I can’t cope anymore

May 23rd, 2010by lost_va

Life is just too much for me.  Every way I look, I see signs of my own failure.  I simply cannot overcome my anxiety and depression.  My job has endless hours and endless demands and pressure and endless negativity.  Yet I’m stuck there since I can’t afford to pay this company back for all the training they’ve invested in me.  I don’t think I can do this job any longer; I’m just not smart enough, not quick enough, not able to get things done fast enough.  I really don’t think at this point I can do any job, which will eventually leave me homeless and inpoverished (not like I’m doing all that hot right now).  I see all my friends around me who cope so well, enjoy some career success and affluence, and then there’s me…

My girlfriend constantly nags me about getting engaged, getting pre-engaged, getting married.  I love her, but I cannot stand the pressure.  Once again, I cannot cope.  My mother tells me all the things she needs help with, but I’m in another city and can’t always help her. 

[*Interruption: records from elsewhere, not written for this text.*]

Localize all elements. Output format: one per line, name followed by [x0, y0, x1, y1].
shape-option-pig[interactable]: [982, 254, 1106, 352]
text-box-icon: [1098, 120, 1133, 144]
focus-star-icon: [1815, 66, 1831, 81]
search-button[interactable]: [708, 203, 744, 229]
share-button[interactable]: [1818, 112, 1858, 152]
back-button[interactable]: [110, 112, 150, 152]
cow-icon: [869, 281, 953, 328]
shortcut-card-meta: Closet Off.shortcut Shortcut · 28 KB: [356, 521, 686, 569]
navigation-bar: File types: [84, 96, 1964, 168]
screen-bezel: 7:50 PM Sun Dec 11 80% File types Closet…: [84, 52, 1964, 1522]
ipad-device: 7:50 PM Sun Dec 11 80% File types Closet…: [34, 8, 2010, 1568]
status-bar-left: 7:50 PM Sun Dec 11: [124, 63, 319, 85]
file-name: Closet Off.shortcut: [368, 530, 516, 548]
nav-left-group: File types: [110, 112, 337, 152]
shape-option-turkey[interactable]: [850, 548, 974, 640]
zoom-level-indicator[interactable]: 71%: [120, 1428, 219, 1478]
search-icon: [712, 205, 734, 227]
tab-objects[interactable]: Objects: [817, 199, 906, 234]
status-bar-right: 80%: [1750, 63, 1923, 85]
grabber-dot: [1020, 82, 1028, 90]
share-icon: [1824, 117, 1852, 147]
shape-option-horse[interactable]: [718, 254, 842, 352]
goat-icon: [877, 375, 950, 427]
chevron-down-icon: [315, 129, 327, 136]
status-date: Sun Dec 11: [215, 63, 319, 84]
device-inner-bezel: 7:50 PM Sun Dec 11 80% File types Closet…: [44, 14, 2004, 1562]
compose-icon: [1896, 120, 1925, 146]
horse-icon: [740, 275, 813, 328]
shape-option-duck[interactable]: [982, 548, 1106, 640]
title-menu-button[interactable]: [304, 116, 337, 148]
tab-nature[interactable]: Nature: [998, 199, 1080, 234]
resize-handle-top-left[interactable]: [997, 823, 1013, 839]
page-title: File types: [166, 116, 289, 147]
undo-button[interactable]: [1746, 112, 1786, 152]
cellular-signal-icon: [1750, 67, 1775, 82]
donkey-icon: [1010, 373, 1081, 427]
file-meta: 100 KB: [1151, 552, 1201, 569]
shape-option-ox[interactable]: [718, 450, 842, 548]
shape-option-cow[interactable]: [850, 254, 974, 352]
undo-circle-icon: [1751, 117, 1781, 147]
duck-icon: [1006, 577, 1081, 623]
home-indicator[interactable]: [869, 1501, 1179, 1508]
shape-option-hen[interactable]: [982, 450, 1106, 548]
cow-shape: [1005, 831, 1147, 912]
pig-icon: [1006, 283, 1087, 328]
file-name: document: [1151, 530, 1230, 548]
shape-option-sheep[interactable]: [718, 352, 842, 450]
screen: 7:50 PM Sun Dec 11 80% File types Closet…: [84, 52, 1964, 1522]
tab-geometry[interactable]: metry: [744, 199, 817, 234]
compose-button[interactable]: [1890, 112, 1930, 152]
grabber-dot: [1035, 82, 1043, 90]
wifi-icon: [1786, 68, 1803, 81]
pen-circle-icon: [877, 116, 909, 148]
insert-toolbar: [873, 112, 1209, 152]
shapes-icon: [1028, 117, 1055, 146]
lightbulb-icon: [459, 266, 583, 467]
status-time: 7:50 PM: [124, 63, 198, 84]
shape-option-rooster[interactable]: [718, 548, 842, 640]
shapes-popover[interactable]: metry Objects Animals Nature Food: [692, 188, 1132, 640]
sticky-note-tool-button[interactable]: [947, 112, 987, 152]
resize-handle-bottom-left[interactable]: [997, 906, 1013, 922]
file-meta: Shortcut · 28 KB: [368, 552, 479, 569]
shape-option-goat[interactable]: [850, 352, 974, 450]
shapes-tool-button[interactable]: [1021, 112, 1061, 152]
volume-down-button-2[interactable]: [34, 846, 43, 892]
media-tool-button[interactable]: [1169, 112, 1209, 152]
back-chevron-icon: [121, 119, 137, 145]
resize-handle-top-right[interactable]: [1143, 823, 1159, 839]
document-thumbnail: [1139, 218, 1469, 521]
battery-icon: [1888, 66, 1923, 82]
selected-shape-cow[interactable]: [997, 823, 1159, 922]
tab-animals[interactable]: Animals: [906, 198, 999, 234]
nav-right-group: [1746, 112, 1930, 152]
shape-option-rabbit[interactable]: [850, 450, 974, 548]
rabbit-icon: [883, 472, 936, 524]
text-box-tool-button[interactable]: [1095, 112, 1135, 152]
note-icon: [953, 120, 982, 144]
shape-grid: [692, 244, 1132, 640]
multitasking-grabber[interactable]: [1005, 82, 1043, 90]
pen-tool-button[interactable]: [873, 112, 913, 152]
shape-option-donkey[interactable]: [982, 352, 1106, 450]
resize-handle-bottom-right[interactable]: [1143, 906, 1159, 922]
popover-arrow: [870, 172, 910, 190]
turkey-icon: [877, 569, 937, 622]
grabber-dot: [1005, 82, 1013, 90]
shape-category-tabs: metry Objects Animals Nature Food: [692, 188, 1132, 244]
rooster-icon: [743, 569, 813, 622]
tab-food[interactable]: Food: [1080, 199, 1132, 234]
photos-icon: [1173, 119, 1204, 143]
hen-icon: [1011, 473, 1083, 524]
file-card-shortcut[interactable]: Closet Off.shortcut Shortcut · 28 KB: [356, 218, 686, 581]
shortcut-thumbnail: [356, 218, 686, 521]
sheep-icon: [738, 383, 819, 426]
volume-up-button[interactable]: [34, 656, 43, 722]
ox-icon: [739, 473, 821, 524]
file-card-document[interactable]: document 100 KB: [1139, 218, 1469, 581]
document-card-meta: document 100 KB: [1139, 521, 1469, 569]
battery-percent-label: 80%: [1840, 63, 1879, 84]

It’s all too much now, it really is.  I don’t really consider it suicide at this point.  More like euthanasia; a mercy killing.  I’m sure there’s people and organizations in favor of mercy killing for people like me who just cannot overcome their depression and who just cannot cope with everyday life.  The psychological pain of my life is just to great to bear any longer. 

 I just wasn’t meant to survive in this world. 

They say God has a plan for everyone… I found out his plan for me… a warning to others… don’t let this happen to you. 

Does anyone know any organizations that promote euthanasia for people who are simply hopeless?  I mean, I want to do it right and painless.